Periacetabular osteotomy is a surgical procedure that can restore proper hip joint function. This involves separating the acetabulum from the pelvic bone and repositioning it in alignment with the femoral head. By reducing pain, restoring function, and preventing further deterioration of the hip joint, this surgery can increase the lifespan of the hip joint and delay the need for total hip replacement.
This surgery can be performed on children over the age of 10 as well as adults, preferably those under 40 years of age.
The hip joint consists of a ball-and-socket structure, where the ball-shaped head of the femur connects with the acetabulum of the pelvic bone. The edge of the socket is encompassed by cartilage, forming a rim known as the labrum. The labrum helps to deepen the socket, providing stability to the joint.
The head of the femur and the acetabulum are covered with cartilage, a resilient and flexible tissue that enables smooth movement between the two bones without friction.
Hip dysplasia is a congenital condition of the hip where patients have a shallow acetabulum (acetabular dysplasia) or an abnormality in the shape of the upper part of the femur. This results in symptoms such as limping, waddling, or walking on their toes. As hip dysplasia progresses, it leads to premature degeneration of the hip joint's cartilage and may result in a labral tear or rim fracture. Patients typically experience groin pain between the ages of 20 to 30 years.
Diagnosis of hip dysplasia is based on the patient's medical history, symptoms, and a physical examination by a doctor. An X-ray of the hip joint is performed to confirm the diagnosis, and an MRI scan may be ordered to assess the condition of the labrum.
Initial treatment is aimed at managing the symptoms of pain and inflammation. Surgical treatment, such as periacetabular osteotomy or total hip replacement, is necessary for the treatment of hip dysplasia. If left untreated, hip dysplasia leads to progressive arthritis, increasing pain, and a decline in hip function.
To provide the surgeon with continuous live X-ray guidance during periacetabular osteotomy, the technically challenging surgery is performed under Fluoroscopy.
The patient is placed under general anesthesia and positioned on their back before an incision is made over the hip joint. The acetabulum is then completely cut from the rest of the pelvis with a surgical saw. Next, the fragment of the bone containing the acetabulum is rotated to a new position, allowing it to cover the head of the femur more naturally, and then secured in the new position with screws. Finally, the incision is closed using sutures and surgical staples.
During the operation, the surgeon may determine that cutting and repositioning of the femoral head is necessary, which requires a separate incision and is known as a femoral osteotomy.
Although periacetabular osteotomy is generally considered a safe surgical procedure, it is not without risks. Possible complications include bone non-union, wound infection, deep vein thrombosis, nerve damage, and pulmonary embolism.
After the surgery, patients are given pain medication and blood thinners. For the first six weeks, crutches are necessary to avoid putting full weight on the operated hip. X-rays are taken a few days after the procedure to confirm the new position of the acetabulum. Physical therapy is initiated as soon as possible to strengthen the hip muscles and improve hip function. Full recovery can take up to four months.
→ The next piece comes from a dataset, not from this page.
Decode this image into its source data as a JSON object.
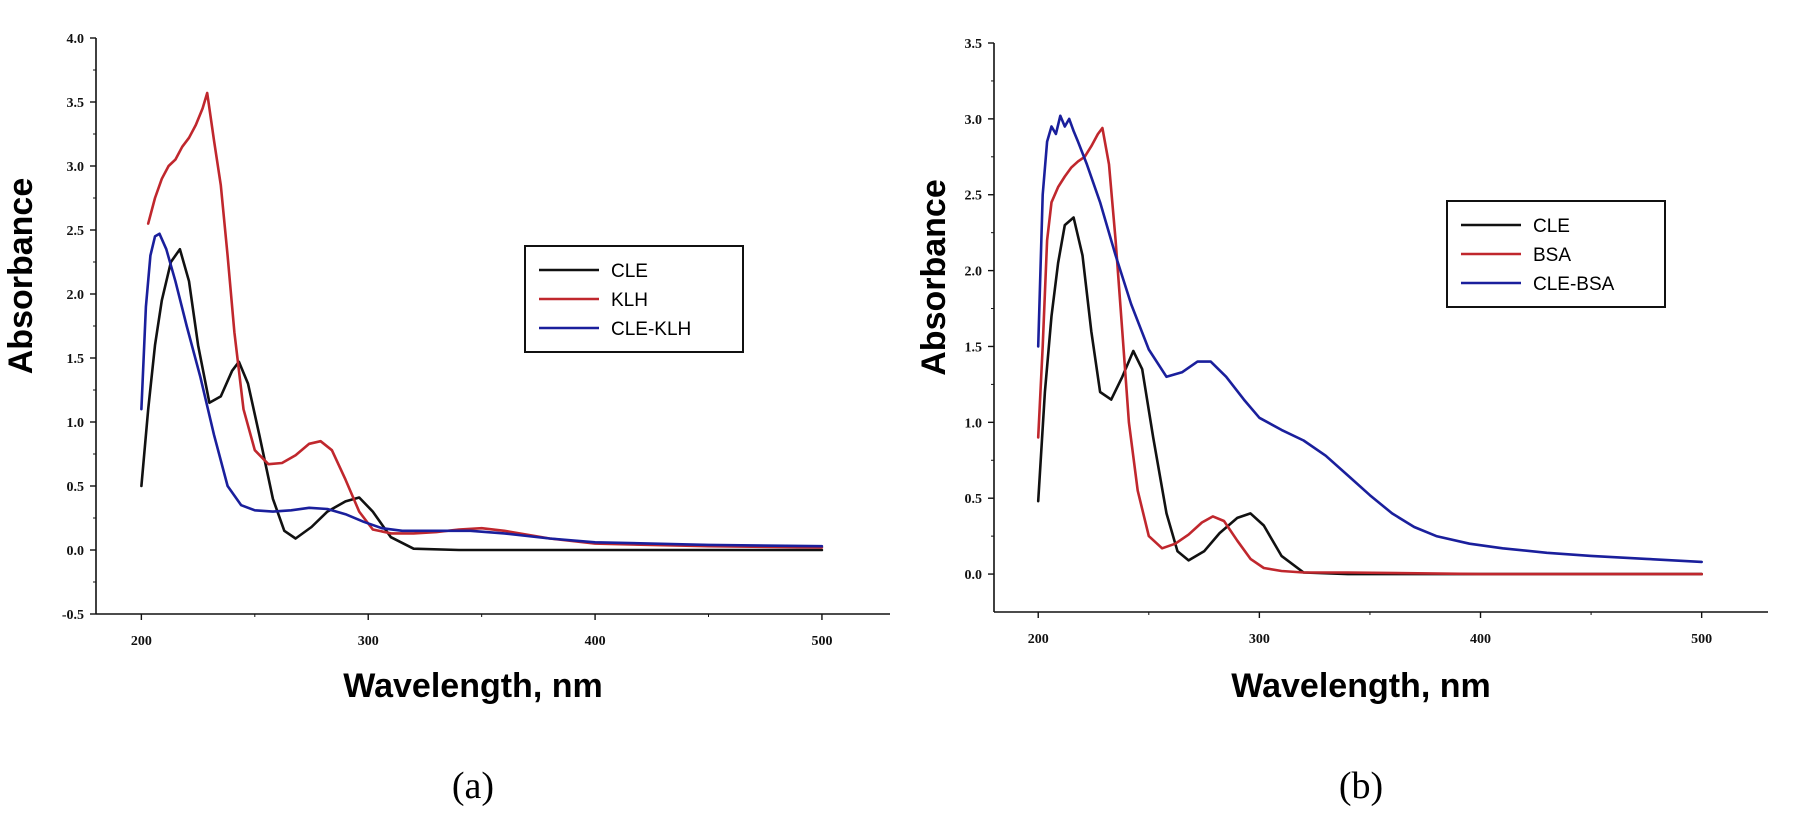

Compared to total hip replacement, periacetabular osteotomy has several advantages for young patients with dysplastic hips. Patients who undergo periacetabular osteotomy have no restrictions on hip movement and can lead an active life without the risk of joint dislocation. Moreover, the natural bone is preserved, which is better than an artificial joint that can wear out and potentially release metal ions, posing a risk to women of childbearing age. Additionally, periacetabular osteotomy is performed on young patients who are expected to outlive the lifespan of an artificial implant. THR can still be performed later, if necessary, but it has a higher risk of complications, and the patient would lose full sensation of the hip joint.